I've got this problem which I'm sure I'm doing right, but it's not working. I'm hoping that if I explain what I'm trying to do on here someone could point out to me what's wrong, or maybe I'll discover my error while writing.

You are given Force_of_Interest(t) = 2/(t-1) for 2<t<10
For any one year interval between n and n+1, with 2<n<9, calculate the equivalent d(2).
Answer: 2/n
So, I'm gonna go about this by using the force of interest to discover the interest rate for a specific year.
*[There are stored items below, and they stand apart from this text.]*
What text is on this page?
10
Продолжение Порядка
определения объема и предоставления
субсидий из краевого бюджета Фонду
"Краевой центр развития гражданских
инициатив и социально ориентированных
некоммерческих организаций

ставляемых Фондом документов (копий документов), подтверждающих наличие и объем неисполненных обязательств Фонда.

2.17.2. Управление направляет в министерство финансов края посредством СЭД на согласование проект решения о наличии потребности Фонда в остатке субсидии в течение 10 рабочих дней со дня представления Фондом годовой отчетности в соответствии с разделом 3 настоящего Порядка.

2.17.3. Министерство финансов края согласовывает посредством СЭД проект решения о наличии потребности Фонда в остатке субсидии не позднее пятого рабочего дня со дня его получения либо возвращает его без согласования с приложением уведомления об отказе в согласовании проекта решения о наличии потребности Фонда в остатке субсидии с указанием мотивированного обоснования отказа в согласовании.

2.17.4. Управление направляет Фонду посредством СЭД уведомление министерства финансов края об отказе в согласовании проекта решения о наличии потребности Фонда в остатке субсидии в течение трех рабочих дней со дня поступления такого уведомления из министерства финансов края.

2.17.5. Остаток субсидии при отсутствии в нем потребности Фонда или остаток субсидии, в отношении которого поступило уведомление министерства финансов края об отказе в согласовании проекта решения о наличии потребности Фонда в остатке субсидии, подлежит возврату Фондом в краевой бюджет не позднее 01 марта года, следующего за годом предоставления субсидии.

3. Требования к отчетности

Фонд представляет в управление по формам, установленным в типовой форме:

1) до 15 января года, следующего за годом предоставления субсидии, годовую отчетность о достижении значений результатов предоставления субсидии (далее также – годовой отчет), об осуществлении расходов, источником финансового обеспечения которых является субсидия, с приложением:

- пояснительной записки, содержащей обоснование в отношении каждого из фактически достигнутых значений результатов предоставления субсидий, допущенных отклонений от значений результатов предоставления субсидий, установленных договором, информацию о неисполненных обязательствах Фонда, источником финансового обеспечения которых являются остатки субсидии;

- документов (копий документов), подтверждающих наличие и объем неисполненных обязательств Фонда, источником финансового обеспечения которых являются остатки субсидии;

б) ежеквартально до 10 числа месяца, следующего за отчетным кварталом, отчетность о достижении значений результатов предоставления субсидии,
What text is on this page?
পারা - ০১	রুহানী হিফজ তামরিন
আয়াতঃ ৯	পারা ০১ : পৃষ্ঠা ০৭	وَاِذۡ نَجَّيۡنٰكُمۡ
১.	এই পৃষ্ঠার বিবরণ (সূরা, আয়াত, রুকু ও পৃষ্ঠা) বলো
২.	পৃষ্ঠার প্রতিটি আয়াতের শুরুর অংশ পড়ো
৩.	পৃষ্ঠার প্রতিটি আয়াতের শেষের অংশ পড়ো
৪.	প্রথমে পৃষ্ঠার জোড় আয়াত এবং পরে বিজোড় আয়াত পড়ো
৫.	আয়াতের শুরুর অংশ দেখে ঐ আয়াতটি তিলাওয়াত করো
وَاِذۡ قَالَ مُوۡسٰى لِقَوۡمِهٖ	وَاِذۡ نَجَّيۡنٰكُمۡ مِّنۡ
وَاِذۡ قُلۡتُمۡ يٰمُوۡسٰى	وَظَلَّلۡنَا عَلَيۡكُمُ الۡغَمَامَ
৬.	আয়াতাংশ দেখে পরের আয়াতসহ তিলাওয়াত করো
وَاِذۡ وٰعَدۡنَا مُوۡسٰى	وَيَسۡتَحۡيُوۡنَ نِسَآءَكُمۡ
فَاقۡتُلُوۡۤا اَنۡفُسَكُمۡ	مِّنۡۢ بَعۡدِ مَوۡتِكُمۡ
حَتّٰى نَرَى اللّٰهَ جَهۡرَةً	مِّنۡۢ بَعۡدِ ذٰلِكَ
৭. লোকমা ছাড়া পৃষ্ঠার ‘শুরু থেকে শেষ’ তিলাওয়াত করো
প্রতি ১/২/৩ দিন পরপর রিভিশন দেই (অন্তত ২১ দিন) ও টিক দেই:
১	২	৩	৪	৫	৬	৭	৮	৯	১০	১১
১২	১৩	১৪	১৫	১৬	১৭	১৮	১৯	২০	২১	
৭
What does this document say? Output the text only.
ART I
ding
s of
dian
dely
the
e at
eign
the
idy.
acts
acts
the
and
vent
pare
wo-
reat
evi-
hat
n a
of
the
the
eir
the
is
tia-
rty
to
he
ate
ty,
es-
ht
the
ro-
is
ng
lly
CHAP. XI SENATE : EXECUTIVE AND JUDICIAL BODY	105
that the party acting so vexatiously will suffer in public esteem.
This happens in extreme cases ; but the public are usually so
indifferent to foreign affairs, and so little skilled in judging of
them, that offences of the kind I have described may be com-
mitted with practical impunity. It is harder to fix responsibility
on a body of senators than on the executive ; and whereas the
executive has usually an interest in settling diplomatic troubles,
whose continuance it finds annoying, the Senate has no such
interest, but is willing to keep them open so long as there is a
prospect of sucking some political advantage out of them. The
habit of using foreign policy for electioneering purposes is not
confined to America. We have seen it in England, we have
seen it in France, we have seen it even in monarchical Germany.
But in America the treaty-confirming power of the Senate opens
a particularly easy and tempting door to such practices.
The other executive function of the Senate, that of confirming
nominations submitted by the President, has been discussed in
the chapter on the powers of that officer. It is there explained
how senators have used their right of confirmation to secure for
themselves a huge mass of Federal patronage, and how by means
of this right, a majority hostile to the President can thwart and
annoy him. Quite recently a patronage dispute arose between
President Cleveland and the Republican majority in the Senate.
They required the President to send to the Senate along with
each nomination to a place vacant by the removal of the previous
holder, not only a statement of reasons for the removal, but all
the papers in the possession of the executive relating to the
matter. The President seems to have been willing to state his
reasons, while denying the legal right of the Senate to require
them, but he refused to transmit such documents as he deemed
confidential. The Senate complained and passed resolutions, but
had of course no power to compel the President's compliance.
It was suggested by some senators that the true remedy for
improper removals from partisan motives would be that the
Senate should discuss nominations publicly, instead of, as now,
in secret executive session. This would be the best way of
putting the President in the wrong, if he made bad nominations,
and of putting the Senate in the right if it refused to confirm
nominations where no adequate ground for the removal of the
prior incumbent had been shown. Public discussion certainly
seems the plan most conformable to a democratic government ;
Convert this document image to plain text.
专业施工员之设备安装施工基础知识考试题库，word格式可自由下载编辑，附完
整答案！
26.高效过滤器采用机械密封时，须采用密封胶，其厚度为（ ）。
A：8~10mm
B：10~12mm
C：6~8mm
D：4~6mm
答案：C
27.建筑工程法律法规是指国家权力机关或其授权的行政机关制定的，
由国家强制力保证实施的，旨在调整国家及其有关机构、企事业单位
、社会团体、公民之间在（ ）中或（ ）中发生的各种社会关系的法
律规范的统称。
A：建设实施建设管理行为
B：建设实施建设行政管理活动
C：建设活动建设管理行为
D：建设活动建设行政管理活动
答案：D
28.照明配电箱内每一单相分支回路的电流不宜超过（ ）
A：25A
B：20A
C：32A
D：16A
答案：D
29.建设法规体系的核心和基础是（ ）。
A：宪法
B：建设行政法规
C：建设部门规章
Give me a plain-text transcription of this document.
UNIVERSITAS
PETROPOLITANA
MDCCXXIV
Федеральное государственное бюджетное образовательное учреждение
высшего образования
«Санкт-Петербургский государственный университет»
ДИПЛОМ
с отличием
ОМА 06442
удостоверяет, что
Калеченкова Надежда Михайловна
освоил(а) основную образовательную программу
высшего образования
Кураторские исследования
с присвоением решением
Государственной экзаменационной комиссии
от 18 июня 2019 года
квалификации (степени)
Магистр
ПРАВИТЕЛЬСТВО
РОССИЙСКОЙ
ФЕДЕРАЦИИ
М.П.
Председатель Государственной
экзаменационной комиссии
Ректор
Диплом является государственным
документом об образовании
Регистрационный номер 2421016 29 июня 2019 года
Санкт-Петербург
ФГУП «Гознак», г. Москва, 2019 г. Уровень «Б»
I know this won't give me the expression I need, but I can do the following conversion and check it with the different given expressions:

Force of Interest --> Interest --> Nominal Interest --> Nominal Discount Rate.

In fact, I am able to get Interest as a function of N identical to what the solution I have on hand shows, so my error is somewhere after this following expression of i:

i+1 = a(n+1) / a(n)
i = (n/(n-1))^2 - 1

Now, I'm going to substitute n in to this equation and follow the above implications until I get a number which should match one of the multiple choice answers. I'll use n=4, the interest rate during the 5th year (though that's irrelevant, right?) My error should be somewhere in here but I can't see what it is and it's driving me crazy.

i = (4/(4-1))^2 - 1
i = 0.7777777777
i(2) = 0.774905112
d(2) = 0.774905112/(1+0.774905112)
d(2) = 0.4365896

Though, this isn't any of the multiple choice answers. Substituting in 4 to the correct answer gives 2/4 = 0.5. Shouldn't it be the same as my d(2)?